In a desperate act to save what I could, I took a friend's last six blank recordable DVDs, and with the little juice my overloaded computer could spare, I filled each one with some of my favorite video files. I labeled each "CHRIS' PORN" in big bold red letters, and numbered them 1 through 6. When I was done, I wiped my computer clean, and vowed never to download pornography again. It had nearly destroyed my computer, so the small remnant of my once extensive collection would have to do.
Over the next few years, I became very familiar with each disc's distinct personality. Disc 2 was good for a subdued evening. Nothing too earth-shattering, just a lot of moderately attractive people doing missionary in beds. If I wanted something a little more challenging, Disc 4 had some intense plot lines — one involving repair men at a summer camp, another a comedy of errors involving identical twins.
As time progressed, however, one disc stood out as a clear favorite. Disc 5 was leagues ahead of the others. The stars must have been aligned when I burned it. I worried that eventually I would grow tired of it, but the more I watched it, the more I loved it. There was something about it that made everything seem better. The actors seemed more alluring. Orgasms appeared to be more intense. Asses were somehow less pimply. Plotlines involving job interviews and deliverymen seemed more believable. Ukrainian accents seemed less Ukrainian. There were times that while having sex, I found myself fantasizing about sitting at my computer, watching Disc 5.
After I graduated, I packed up everything I owned into the back of my station wagon and dumped the boxes into my parents' garage.
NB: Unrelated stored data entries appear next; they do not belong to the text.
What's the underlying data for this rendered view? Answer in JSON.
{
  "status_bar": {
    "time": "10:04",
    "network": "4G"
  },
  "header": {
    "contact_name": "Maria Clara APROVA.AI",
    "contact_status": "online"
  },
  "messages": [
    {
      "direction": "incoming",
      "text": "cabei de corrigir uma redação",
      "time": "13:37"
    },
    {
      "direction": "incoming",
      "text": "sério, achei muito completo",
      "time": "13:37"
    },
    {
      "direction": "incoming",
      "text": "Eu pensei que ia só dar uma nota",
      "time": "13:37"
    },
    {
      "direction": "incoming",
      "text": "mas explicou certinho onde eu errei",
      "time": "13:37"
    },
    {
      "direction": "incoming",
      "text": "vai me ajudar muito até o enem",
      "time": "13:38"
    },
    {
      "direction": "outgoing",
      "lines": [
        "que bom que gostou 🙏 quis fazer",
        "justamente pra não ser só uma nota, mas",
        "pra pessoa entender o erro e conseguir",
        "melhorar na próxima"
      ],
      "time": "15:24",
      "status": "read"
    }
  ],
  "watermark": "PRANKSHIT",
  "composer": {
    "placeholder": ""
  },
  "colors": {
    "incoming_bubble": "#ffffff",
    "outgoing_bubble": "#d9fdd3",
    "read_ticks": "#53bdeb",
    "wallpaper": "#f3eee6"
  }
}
When I found an apartment in New York, I packed back up and moved it all again. As I settled into my new place, I looked forward to being reunited with my pornography collection. I found discs 1 and 4 hidden in a box of school supplies. Disc 2 was tucked away into one of my psychology textbooks, and discs 3 and 6 were stuffed in my CD case behind the Austin Powers 2 soundtrack. But Disc 5 was nowhere to be found.
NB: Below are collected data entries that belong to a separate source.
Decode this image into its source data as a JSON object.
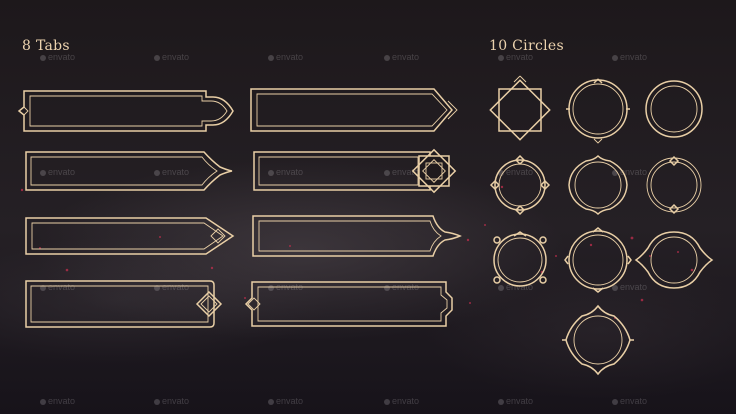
{
  "headings": {
    "tabs": "8 Tabs",
    "circles": "10 Circles"
  },
  "watermark": {
    "text": "envato",
    "icon": "envato-leaf-icon"
  },
  "colors": {
    "background": "#1c1719",
    "frame_gold": "#e9cfa6",
    "sparkle": "#c22f4e"
  },
  "tabs": [
    {
      "id": "tab-1"
    },
    {
      "id": "tab-2"
    },
    {
      "id": "tab-3"
    },
    {
      "id": "tab-4"
    },
    {
      "id": "tab-5"
    },
    {
      "id": "tab-6"
    },
    {
      "id": "tab-7"
    },
    {
      "id": "tab-8"
    }
  ],
  "circles": [
    {
      "id": "circle-1"
    },
    {
      "id": "circle-2"
    },
    {
      "id": "circle-3"
    },
    {
      "id": "circle-4"
    },
    {
      "id": "circle-5"
    },
    {
      "id": "circle-6"
    },
    {
      "id": "circle-7"
    },
    {
      "id": "circle-8"
    },
    {
      "id": "circle-9"
    },
    {
      "id": "circle-10"
    }
  ]
}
My initial response was pure denial. I told myself that it had to be somewhere. Perhaps I'd find it the next time I tried to watch Short Circuit 2, or when I opened up my Introduction to Gender Studies textbook. As I tore through the rest of my belongings to find it, denial turned into anger. In a fit of rage, I smashed Disc 3 (Multicultural Pornography) against my desk. If I couldn't have my favorite disc, I didn't even want to look at the others. Over the next few months, I cycled through the remainder of Kübler-Ross' stages of grief, until I finally reached acceptance. Disc 5 was gone, and it was never coming back.
Looking back on it now, it seems silly how upset I was. I probably should have been more concerned that there was a misplaced CD somewhere in the world labeled "Chris' Porn — Disc 5" (I'm not sure what's more embarrassing; the fact that I felt the need to label my pornography so obviously, or that "Disc 5" implied it was only part of a larger anthology).
I would be lying if I told you that I no longer enjoy a good porno-flick every once in a while. However, these days watching two destitute and emaciated Eastern-Europeans banging it out just doesn't excite me the way it used to. Maybe it has something to do with the dwindling amount of hormones pulsing through my body. Perhaps it's related to the fact that I have had enough hands-on experience with the subject that watching it on a computer screen seems unsatisfying in comparison.
But the truth is that, after Disc 5, pornography will simply never be as good again. I guess that's what happens when you lose something you truly loved. It permanently changes you. It alters the fabric of your being. You can never return to the person you were before. In this case, though, I can't say that's necessarily a bad thing.